Опасность, которая пусть еще смутно, но уже ощущалась Цезарем в первых сценах, здесь облекается в плоть и кровь. Цезарь видит эту приближающуюся опасность, она не оставляет его безучастным, но презрительная дерзость диктатора, воля к ничем не ограниченной власти, к утверждению своего величия обуревает его здесь с еще большей силой. Опасность как бы подхлестывает его -- так вел эту сцену Качалов.
Угрожающий ропот среди сенаторов, дерзкие требования заговорщиков, обступающих Цезаря со спрятанными в складках тог кинжалами, не могут его остановить.
Его поведение могло вызвать в памяти строки Светония, который говорит о Цезаре: "Ничто, даже суеверный страх, ни разу не заставило его отказаться от какого-либо предприятия или отсрочить его" {Гай Светоник Транквилл. Жизнеописание двенадцати Цезарей. AcadИmie, 1933. стр. 82--83.}.
Эта деспотическая непреклонность Цезаря, еще более разжигающая ненависть его противников, выступала с особой резкостью в той безмерно презрительной, саркастической интонации, с которой Качалов произносил жестокие оскорбительные слова, обращенные к Метеллу Цимберу, взывающему у его ног о прощении брата:
Предупредить тебя я должен, Цимбер,
Не пресмыкайся: лесть и раболепство
Пленяют лишь людей обыкновенных,
Преобразуя в детскую игрушку
Обдуманный заране приговор.
Не заблуждайся мыслью, будто в жилах
У Цезаря течет такая кровь,
Которой свойство можно изменить
Тем, отчего глупцы готовы таять:
Речами сладкими, низкопоклонством,
Униженным ласкательством собачьим.
Для Качалова этот момент был лишь исходной точкой в нарастании гнева, потрясающего Цезаря. Очевидность угрозы только дразнит и подогревает гнев Цезаря.
Доводя свое презрение до последней грани, пронизывая его неудержимой ненавистью, бросал Цезарь -- Качалов в лицо противникам слова прямого вызова. Дерзость обступающих и теснящих его заговорщиков не останавливает его, а, напротив, лишь возбуждает, ускоряя наступление трагической развязки, неумолимо приближая к катастрофе.
"Цезарь с изумлением и ужасом оглядывает всех окружающих его, быстро перебегая по ним взглядом, чувствует несомненную опасность, бессознательно понимает, что его жизнь взвилась на острие кинжала, но становится еще дерзче, прямо свиреп, -- отмечает Немирович-Данченко, фиксируя борьбу разноречивых чувств в Цезаре. -- И первое, что он бросает им, -- все то же свое превосходство, которое и возбуждало всегда против него. Голос его становится резок, как лезвие стали".
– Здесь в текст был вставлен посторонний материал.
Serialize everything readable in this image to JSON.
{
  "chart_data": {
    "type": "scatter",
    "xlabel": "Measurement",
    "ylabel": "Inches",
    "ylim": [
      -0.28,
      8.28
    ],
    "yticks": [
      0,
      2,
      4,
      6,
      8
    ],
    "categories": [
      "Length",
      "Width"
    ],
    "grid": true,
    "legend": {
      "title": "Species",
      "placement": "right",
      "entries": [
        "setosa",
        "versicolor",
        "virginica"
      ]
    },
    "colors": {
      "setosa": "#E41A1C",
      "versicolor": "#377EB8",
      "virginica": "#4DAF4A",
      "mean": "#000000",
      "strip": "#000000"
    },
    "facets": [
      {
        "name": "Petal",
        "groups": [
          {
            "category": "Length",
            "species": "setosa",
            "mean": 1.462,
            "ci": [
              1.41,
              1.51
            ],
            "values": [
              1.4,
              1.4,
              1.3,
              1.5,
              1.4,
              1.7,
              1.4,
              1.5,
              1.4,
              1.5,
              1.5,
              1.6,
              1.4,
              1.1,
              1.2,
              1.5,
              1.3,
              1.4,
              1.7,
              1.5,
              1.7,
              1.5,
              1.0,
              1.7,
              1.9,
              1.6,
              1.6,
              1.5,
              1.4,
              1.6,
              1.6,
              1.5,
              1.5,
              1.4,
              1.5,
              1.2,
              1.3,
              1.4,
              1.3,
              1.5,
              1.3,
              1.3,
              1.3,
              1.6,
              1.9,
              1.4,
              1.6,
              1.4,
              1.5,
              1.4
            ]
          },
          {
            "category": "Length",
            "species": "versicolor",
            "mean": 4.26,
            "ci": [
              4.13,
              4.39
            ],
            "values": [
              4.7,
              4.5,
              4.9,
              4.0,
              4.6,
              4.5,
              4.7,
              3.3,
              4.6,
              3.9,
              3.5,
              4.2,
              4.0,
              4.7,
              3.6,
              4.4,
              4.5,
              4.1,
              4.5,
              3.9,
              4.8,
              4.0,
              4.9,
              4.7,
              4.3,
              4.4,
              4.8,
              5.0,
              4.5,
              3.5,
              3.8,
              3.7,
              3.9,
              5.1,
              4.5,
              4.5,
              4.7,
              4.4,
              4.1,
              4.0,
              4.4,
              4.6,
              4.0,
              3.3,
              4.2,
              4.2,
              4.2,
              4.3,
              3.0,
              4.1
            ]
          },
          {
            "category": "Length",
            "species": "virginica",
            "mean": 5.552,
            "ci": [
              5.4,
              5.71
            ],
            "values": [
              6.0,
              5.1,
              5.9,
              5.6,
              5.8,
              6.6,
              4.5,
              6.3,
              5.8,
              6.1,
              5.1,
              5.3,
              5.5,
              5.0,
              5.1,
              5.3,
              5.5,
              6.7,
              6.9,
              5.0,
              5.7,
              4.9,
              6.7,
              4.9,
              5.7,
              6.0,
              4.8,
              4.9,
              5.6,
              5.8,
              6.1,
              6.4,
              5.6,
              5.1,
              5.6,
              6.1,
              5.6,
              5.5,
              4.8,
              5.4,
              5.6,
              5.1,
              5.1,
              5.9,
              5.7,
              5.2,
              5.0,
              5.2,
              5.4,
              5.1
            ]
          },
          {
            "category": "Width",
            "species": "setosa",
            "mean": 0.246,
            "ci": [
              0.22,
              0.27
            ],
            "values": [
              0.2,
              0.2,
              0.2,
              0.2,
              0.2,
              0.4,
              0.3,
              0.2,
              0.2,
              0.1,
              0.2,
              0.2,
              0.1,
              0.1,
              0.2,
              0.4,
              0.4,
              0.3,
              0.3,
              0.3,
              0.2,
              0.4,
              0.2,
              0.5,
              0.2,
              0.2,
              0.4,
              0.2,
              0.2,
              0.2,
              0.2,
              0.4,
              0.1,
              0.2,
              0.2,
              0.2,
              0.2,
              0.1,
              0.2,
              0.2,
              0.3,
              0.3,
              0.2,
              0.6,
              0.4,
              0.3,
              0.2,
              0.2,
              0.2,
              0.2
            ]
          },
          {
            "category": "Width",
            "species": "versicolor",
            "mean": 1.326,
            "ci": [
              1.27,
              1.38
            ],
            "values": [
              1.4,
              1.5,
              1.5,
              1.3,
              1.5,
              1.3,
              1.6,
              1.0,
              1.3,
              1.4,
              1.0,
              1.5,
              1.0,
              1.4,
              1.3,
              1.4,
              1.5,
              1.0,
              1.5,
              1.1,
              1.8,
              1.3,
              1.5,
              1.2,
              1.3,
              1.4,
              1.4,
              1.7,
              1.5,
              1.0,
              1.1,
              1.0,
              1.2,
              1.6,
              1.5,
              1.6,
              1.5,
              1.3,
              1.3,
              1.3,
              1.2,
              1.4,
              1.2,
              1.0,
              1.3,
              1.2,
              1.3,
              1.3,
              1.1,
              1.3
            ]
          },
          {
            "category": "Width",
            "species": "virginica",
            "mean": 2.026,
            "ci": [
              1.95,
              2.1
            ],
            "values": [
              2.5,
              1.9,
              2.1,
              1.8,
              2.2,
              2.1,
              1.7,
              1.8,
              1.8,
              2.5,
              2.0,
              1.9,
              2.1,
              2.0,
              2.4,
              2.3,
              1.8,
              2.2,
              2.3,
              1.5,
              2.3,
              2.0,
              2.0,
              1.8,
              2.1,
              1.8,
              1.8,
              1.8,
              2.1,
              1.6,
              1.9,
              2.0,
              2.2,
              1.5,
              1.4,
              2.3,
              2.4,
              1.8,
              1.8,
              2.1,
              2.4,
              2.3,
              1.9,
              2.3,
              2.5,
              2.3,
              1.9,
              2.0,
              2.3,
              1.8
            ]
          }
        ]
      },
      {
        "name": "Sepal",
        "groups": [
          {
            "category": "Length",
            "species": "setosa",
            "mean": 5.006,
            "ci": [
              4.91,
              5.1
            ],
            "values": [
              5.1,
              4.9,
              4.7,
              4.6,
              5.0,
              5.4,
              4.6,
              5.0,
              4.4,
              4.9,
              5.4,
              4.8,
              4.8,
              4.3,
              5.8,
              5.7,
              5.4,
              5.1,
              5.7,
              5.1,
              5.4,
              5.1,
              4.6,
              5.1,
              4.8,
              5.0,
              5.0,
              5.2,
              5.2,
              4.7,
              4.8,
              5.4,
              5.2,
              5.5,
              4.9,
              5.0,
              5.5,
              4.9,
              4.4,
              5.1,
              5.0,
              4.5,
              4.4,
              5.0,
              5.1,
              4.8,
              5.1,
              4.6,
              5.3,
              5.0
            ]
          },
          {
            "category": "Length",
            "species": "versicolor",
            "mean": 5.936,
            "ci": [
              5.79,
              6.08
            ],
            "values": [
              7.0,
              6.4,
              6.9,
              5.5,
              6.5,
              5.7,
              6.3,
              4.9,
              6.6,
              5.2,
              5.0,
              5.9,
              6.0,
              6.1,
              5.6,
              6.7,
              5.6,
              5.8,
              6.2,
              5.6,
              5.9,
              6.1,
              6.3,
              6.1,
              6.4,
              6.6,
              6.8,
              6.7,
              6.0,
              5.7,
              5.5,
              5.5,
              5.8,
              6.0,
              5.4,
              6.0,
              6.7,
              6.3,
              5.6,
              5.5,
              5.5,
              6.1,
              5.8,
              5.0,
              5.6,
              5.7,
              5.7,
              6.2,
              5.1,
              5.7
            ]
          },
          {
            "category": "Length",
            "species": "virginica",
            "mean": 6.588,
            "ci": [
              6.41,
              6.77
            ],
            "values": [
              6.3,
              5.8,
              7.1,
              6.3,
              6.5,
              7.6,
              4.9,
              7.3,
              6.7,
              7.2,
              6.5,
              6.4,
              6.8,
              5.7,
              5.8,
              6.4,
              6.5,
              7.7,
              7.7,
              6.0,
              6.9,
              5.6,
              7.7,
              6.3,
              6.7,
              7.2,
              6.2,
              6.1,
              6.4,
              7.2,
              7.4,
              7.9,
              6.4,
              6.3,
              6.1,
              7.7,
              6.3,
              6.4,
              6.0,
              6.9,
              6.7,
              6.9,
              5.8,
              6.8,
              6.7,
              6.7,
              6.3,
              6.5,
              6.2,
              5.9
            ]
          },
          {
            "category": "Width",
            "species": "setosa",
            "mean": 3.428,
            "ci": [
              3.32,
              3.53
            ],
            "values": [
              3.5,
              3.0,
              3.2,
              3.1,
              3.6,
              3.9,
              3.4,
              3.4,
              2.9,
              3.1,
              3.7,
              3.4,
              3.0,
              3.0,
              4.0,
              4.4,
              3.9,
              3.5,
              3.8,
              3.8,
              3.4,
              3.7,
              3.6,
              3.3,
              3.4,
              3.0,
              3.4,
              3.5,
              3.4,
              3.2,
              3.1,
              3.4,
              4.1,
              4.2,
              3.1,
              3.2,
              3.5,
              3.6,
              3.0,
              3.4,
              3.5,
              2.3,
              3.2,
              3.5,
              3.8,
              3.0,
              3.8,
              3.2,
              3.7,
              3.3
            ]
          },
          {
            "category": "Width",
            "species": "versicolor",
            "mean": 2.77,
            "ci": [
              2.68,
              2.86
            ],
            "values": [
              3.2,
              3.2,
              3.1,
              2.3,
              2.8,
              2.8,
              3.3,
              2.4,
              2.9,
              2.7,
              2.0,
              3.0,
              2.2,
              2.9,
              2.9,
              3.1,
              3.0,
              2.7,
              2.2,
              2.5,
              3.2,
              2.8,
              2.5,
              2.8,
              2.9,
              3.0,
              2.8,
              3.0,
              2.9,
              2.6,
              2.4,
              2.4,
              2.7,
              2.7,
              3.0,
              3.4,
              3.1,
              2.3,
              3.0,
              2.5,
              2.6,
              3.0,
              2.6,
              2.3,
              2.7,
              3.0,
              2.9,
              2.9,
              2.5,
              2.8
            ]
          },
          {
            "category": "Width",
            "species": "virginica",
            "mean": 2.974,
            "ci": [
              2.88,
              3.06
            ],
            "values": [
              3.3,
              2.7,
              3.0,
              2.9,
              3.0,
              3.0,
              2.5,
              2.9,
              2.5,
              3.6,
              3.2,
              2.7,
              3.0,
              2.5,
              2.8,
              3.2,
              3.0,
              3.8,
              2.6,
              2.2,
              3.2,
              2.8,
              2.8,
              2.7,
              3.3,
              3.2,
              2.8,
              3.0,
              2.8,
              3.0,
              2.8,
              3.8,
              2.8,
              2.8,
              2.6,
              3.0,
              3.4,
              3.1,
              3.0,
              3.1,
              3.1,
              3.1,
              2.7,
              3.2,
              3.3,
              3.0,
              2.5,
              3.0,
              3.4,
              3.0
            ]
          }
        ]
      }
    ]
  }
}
Резкий и выразительный контраст этому непреклонному пренебрежению к опасности представлял заключительный момент в исполнении роли Цезаря Качаловым.
С великолепной ясностью, сдержанно и вместе с тем в скульптурно четкой форме показывал Качалов сложную внутреннюю жизнь Цезаря в эти трагические минуты кровавого финала.